‘Intriguing’ results from Cern challenge leading theory in physics

Physicists have found particles not behaving in the way they should according to the Standard Model.
The LHCb experiment
Nina Massey23 March 2021

Researchers in physics have announced “intriguing” results that potentially cannot be explained by the current laws of nature.

The LHCb Collaboration at Cern has found particles not behaving in the way they should according to the guiding theory of particle physics – the Standard Model.

The model predicts that particles called beauty quarks, which are measured in the LHCb experiment, should decay into either muons or electrons in equal measure.

However, the new findings suggest this may not be happening, which could point to the existence of new particles or interactions not explained by the Standard Model.

If this is confirmed by further measurements, it will have a profound impact on our understanding of nature at the most fundamental level

Daniel Moise, Imperial PhD student

Dr Mitesh Patel, from the Department of Physics at Imperial College London and one of the leading physicists behind the measurement, said: “We were actually shaking when we first looked at the results, we were that excited. Our hearts did beat a bit faster.

“It’s too early to say if this genuinely is a deviation from the Standard Model but the potential implications are such that these results are the most exciting thing I’ve done in 20 years in the field.

“It has been a long journey to get here.”

The Standard Model describes all the known fundamental particles that make up our universe and the forces that they interact with.

However, it cannot explain some of the deepest mysteries in modern physics, including what dark matter is made of and the imbalance of matter and antimatter in the universe.

To help solve some of these mysteries, researchers have been searching for particles behaving in different ways than would be expected in the Standard Model.

The results were produced by the LHCb experiment, one of four huge particle detectors at Cern’s Large Hadron Collider (LHC).

The LHC is the world’s largest and most powerful particle collider – it accelerates subatomic particles to almost the speed of light, before smashing them into each other.

These collisions produce a burst of new particles, which physicists record and study in order to better understand the basic building blocks of nature.

Researchers say the updated measurement questions the laws of nature that treat electrons and their heavier cousins, muons, identically, except for small differences due to their different masses.

According to the Standard Model, muons and electrons interact with all forces in the same way, so beauty quarks created at LHCb should decay into muons just as often as they do to electrons.

However, these new measurements suggest the decays could be happening at different rates, which could indicate never-before-seen particles tipping the scales away from muons.

Imperial PhD student Daniel Moise, who made the first announcement of the results at the Moriond Electroweak Physics conference, said: “The result offers an intriguing hint of a new fundamental particle or force that interacts in a way that the particles currently known to science do not.

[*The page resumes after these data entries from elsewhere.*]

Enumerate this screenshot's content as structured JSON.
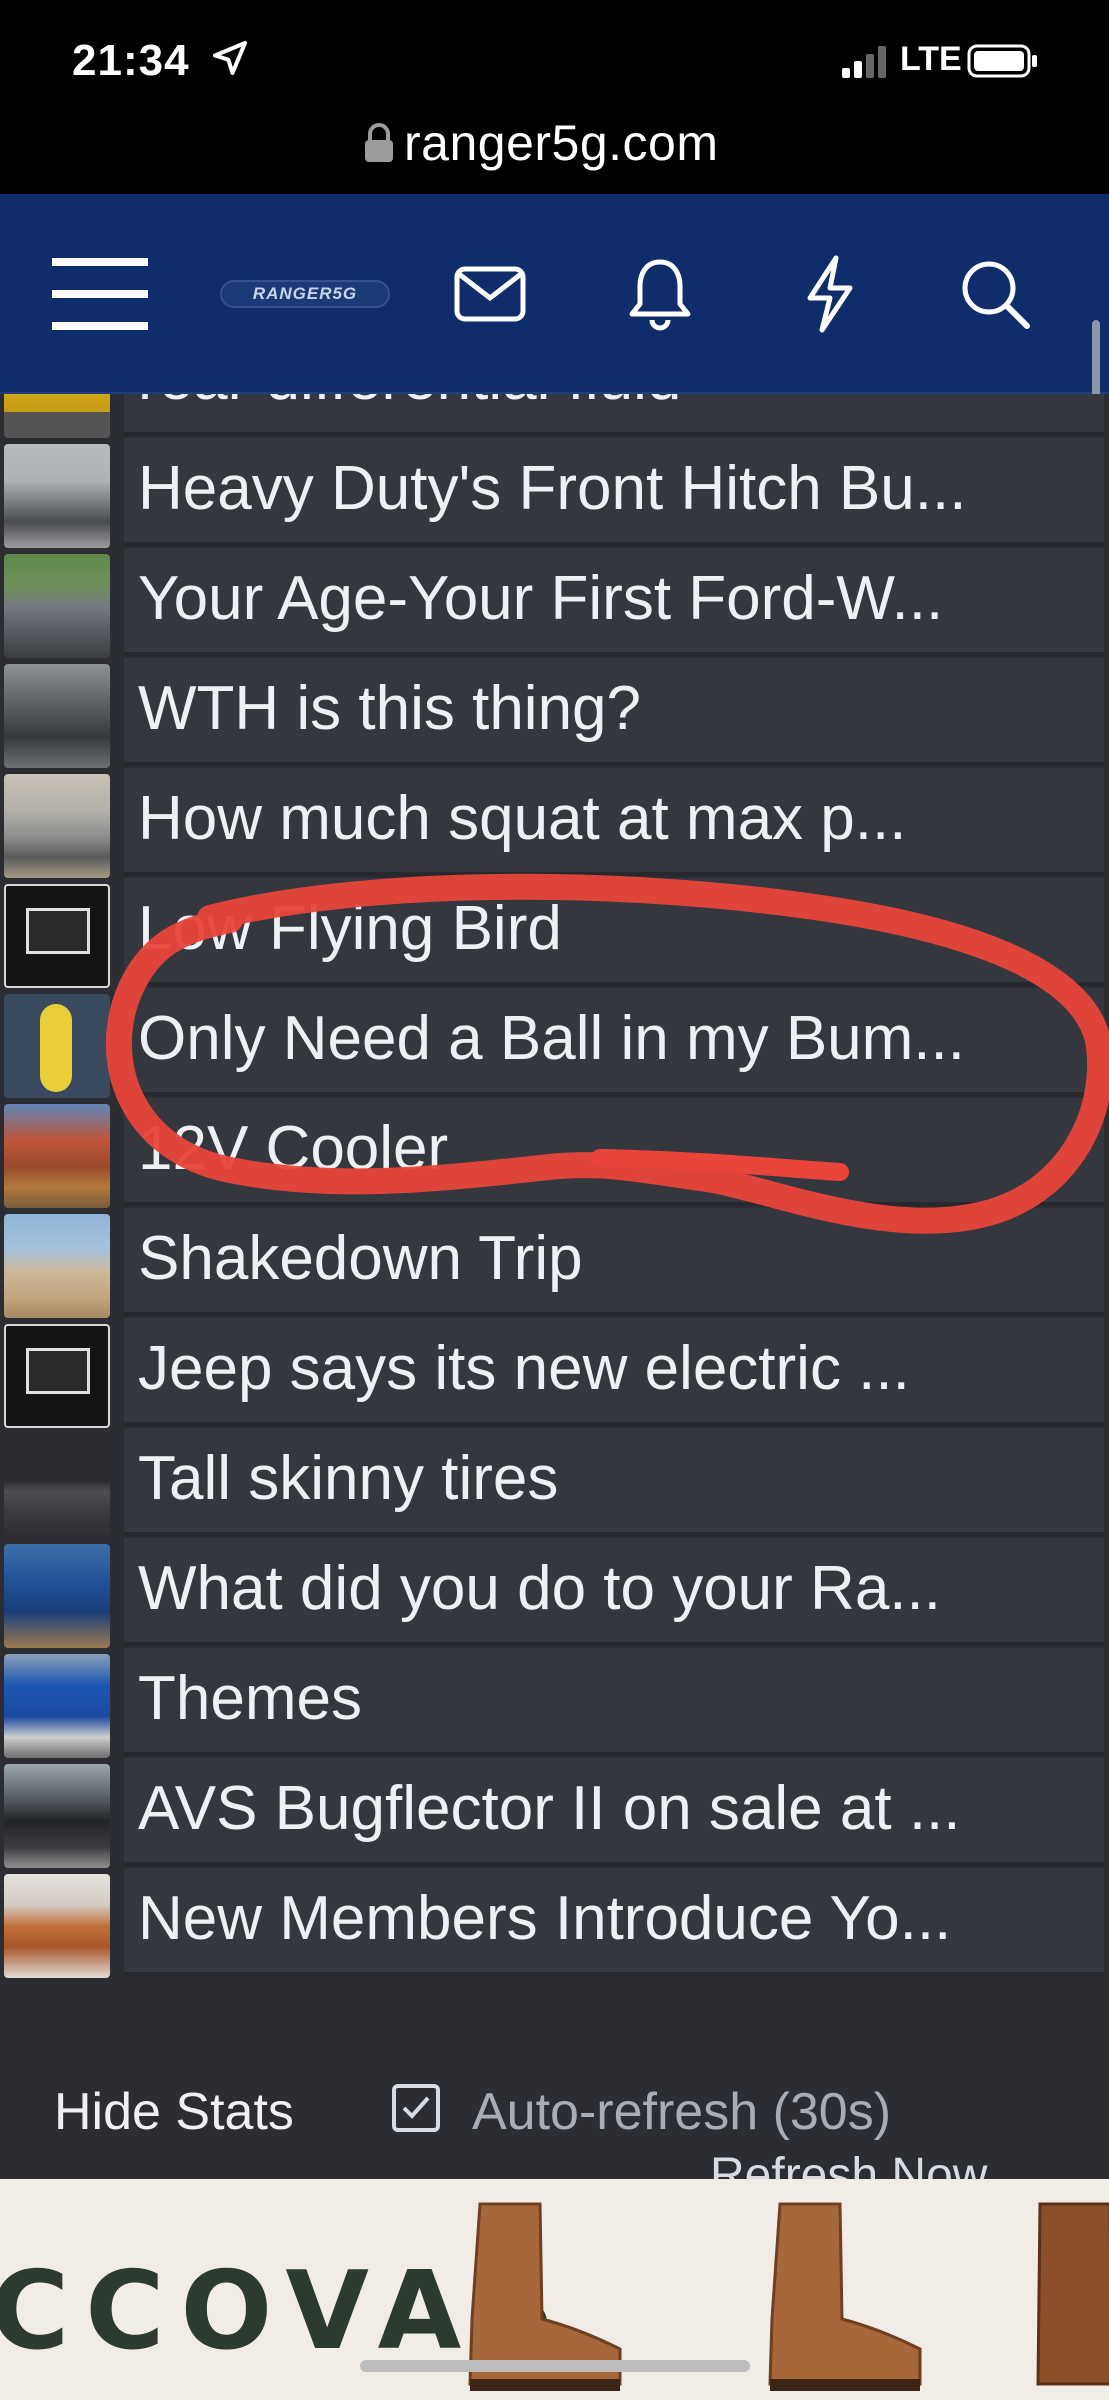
{
  "status_bar": {
    "time": "21:34",
    "network": "LTE"
  },
  "browser": {
    "url": "ranger5g.com"
  },
  "header": {
    "logo_text": "RANGER5G"
  },
  "threads": [
    {
      "title": "rear differential fluid",
      "thumb": "yellow-truck"
    },
    {
      "title": "Heavy Duty's Front Hitch Bu...",
      "thumb": "silver-truck"
    },
    {
      "title": "Your Age-Your First Ford-W...",
      "thumb": "gray-truck"
    },
    {
      "title": "WTH is this thing?",
      "thumb": "dark-truck"
    },
    {
      "title": "How much squat at max p...",
      "thumb": "white-truck"
    },
    {
      "title": "Low Flying Bird",
      "thumb": "placeholder-photo"
    },
    {
      "title": "Only Need a Ball in my Bum...",
      "thumb": "banana-figure"
    },
    {
      "title": "12V Cooler",
      "thumb": "desert-red-truck"
    },
    {
      "title": "Shakedown Trip",
      "thumb": "desert-white-truck"
    },
    {
      "title": "Jeep says its new electric ...",
      "thumb": "placeholder-photo"
    },
    {
      "title": "Tall skinny tires",
      "thumb": "night-truck"
    },
    {
      "title": "What did you do to your Ra...",
      "thumb": "blue-truck"
    },
    {
      "title": "Themes",
      "thumb": "blue-truck-front"
    },
    {
      "title": "AVS Bugflector II on sale at ...",
      "thumb": "black-truck"
    },
    {
      "title": "New Members Introduce Yo...",
      "thumb": "orange-truck"
    }
  ],
  "footer": {
    "hide_stats": "Hide Stats",
    "auto_refresh": "Auto-refresh (30s)",
    "auto_refresh_checked": true,
    "refresh_now": "Refresh Now"
  },
  "ad": {
    "brand_text": "CCOVAS"
  },
  "colors": {
    "header_bg": "#0f2d6b",
    "row_bg": "#34373e",
    "annotation": "#e8443a"
  }
}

“If this is confirmed by further measurements, it will have a profound impact on our understanding of nature at the most fundamental level.”

The gold standard for discovery in particle physics is five standard deviations – which means there is a 1 in 3.5 million chance of the result being a fluke.

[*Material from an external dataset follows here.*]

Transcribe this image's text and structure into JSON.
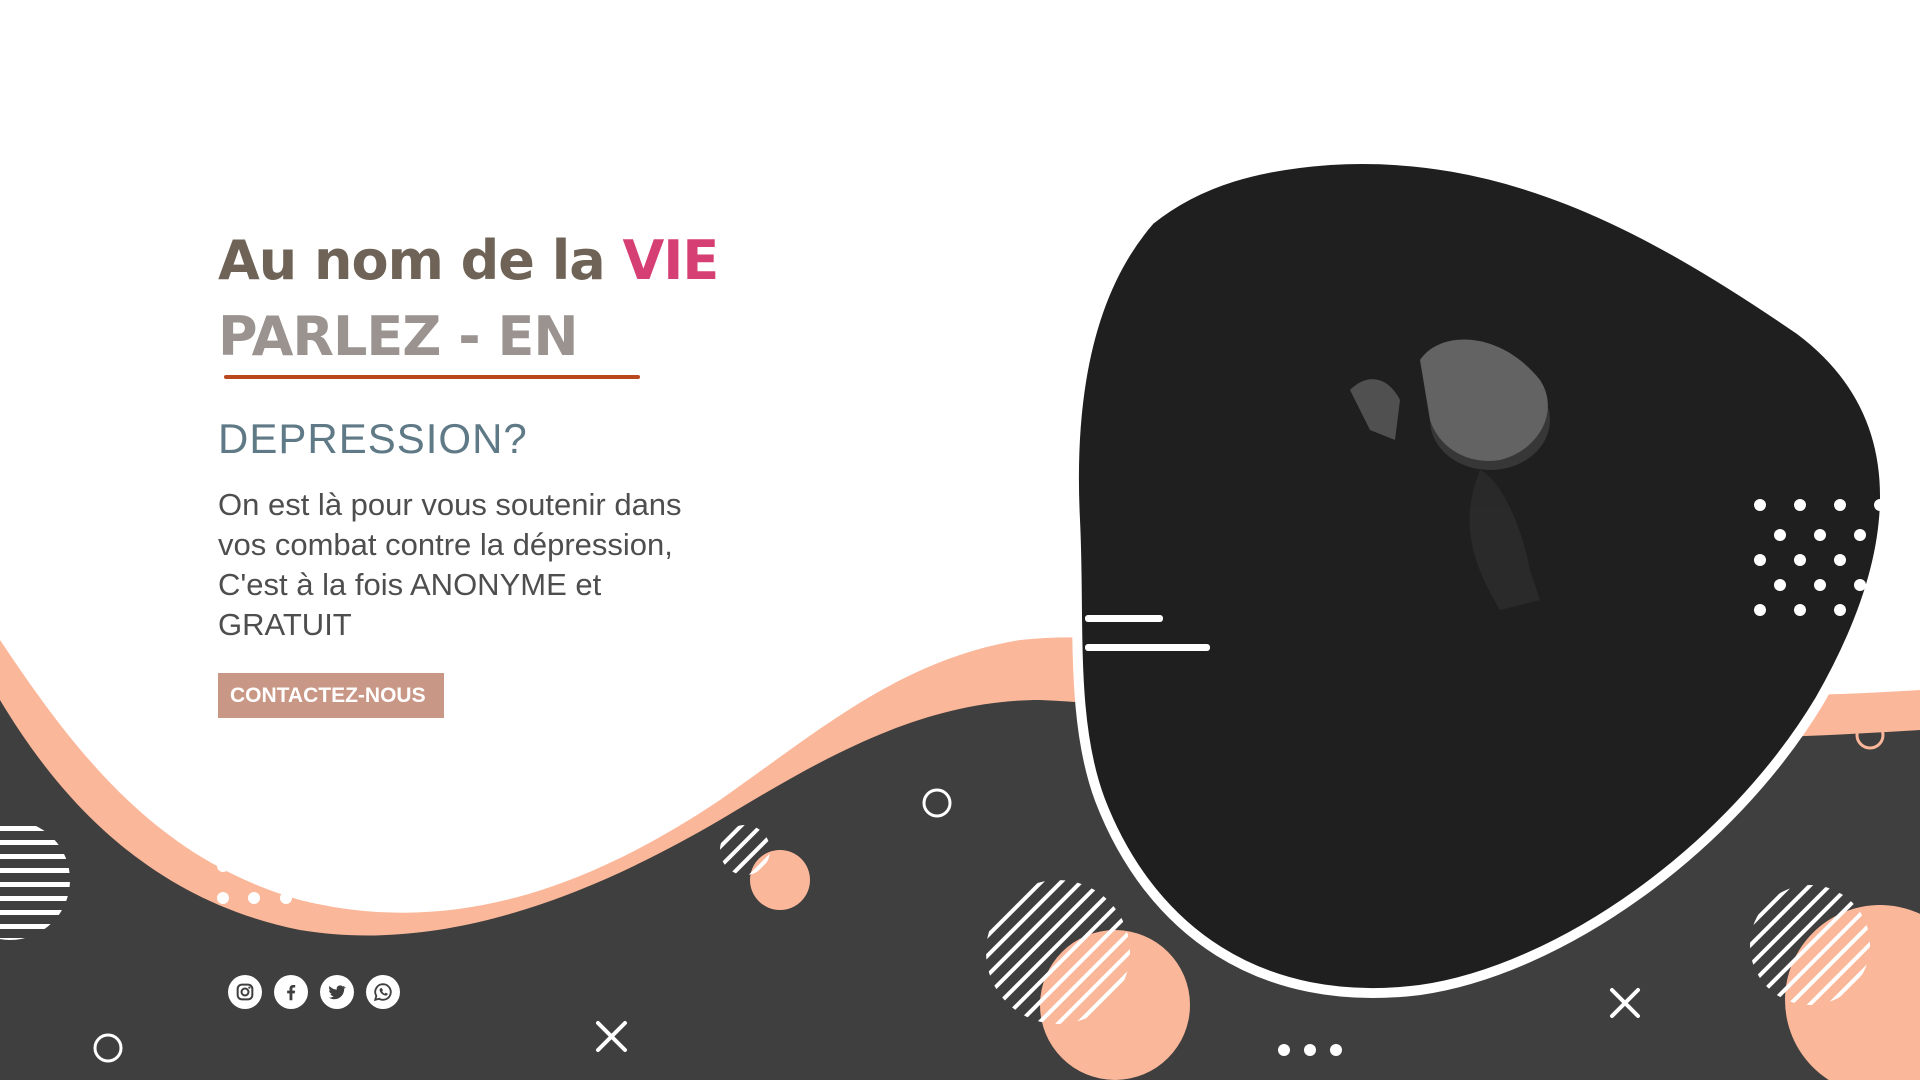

This result is three deviations – meaning there is still a 1 in 1,000 chance that the measurement is a statistical coincidence.

It is therefore too soon to make any firm conclusions, the researchers say.

Dr Michael McCann, who also played a leading role in the Imperial team, said: “We know there must be new particles out there to discover because our current understanding of the universe falls short in so many ways – we do not know what 95% of the universe is made of, or why there is such a large imbalance between matter and anti-matter, nor do we understand the patterns in the properties of the particles that we do know about.

“While we have to wait for confirmation of these results, I hope that we might one day look back on this as a turning point, where we started to answer to some of these fundamental questions.”

Physicists from Imperial College London and the universities of Bristol and Cambridge led the analysis of the data to produce this result, with funding from the Science and Technology Facilities Council.

The result was announced at the Moriond Electroweak Physics conference and published as a preprint.